Monsoon's Holiday Wishes & Plea for Assistance

Good people,

I am busily preparing my yuletide weather report, including an appraisal of Saturday’s potential snow (models are all over the place, but my preliminary take is that the system is going to our south and we’ll get only an inch or two).  I’m also checking out what lies ahead for the holiday break.  Look for that forecast tonight or tomorrow.

But first, I have a silly request.  You know those calendars printed on a little card about the size of a credit card, designed to go in your wallet?  The ones that are typically given away this time of year by small businesses, banks, insurance companies, greeting card stores, etc.?  My dad likes to have a bunch of those handy—one for his wallet, one for his bedstead, one for the kitchen, one for … next to the john, I don’t know.  The point is this: his usual source (their credit union) has stopped giving them out this year, and my dad is jonesing for 2010 calendars, hard.  Problem is, you can’t just buy these things anywhere.  In an ironic twist worthy of O. Henry (well, maybe not quite), this is the one gift that would probably make him most happy, and I haven’t been able to find the damned things anywhere.

So, my fine readers, if you are out and about and see one or a few of these wallet calendar cards (and you don’t want them for yourselves), could you pick them up?  It would be most appreciated.

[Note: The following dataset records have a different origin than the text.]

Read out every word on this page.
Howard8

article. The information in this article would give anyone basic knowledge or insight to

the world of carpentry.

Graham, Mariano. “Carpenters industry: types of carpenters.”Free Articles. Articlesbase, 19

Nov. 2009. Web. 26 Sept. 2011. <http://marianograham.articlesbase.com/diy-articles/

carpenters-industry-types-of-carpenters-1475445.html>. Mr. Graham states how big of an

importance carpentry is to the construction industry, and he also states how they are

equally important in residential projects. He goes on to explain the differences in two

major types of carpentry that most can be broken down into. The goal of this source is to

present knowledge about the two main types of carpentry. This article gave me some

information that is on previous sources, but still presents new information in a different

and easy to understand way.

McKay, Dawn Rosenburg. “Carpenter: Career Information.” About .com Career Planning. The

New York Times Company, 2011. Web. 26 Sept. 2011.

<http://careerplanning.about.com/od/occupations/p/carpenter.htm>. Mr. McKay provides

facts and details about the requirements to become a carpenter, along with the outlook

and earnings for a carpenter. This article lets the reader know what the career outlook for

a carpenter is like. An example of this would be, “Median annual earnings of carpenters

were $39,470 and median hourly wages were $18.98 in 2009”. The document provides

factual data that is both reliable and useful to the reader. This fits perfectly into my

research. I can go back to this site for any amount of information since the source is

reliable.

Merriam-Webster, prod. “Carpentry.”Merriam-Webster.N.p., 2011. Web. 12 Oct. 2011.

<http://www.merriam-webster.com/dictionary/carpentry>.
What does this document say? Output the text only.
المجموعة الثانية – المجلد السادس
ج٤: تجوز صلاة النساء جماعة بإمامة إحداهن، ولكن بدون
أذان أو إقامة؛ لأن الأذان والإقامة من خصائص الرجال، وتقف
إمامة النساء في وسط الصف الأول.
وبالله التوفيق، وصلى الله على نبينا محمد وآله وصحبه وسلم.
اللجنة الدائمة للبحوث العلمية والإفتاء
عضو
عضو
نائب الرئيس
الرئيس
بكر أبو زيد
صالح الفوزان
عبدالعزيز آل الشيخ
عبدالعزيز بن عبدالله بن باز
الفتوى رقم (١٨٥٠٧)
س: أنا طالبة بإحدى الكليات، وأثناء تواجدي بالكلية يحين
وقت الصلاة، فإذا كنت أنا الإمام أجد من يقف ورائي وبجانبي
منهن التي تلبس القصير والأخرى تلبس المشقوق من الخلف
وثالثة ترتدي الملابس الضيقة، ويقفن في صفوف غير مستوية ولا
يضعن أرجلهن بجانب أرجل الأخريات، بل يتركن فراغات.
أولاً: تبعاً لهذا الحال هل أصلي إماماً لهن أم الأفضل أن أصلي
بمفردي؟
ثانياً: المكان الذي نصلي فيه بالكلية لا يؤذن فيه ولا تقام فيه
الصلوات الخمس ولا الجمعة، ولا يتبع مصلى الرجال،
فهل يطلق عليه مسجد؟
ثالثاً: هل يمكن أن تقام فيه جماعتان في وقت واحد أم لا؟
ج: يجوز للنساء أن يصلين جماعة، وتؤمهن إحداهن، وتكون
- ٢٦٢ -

Here at Mifflin, we’re anxiously awaiting our holiday break; our last day of school is tomorrow.  It is becoming more and more evident that a nice, lengthy break is precisely what we need.  I’m not sure if it was the student who showed me a video her group had made for a nineteenth amendment project in social studies—in which she and the members of her group were chanting “No more women’s suffrage!” and “Women’s suffrage has got to go!” due to a fundamental misunderstanding of the meaning of the word “suffrage.”  Maybe it was the young man in my class who laid on the counter by the window like a cat in a sunbeam, then nuzzled his head into the back of a startled peer while making meowing noises, almost precipitating an attack by this bewildered boy.  Then again, maybe it’s the “ball taps” and the cell phones and the rampant tomfoolery in the hallway.

Whatever the reason, it’s definitely time for a break.

I hope yours is happy and healthy, and I sincerely hope you’re able to spend time with people you like to be around.  Have a great holiday season!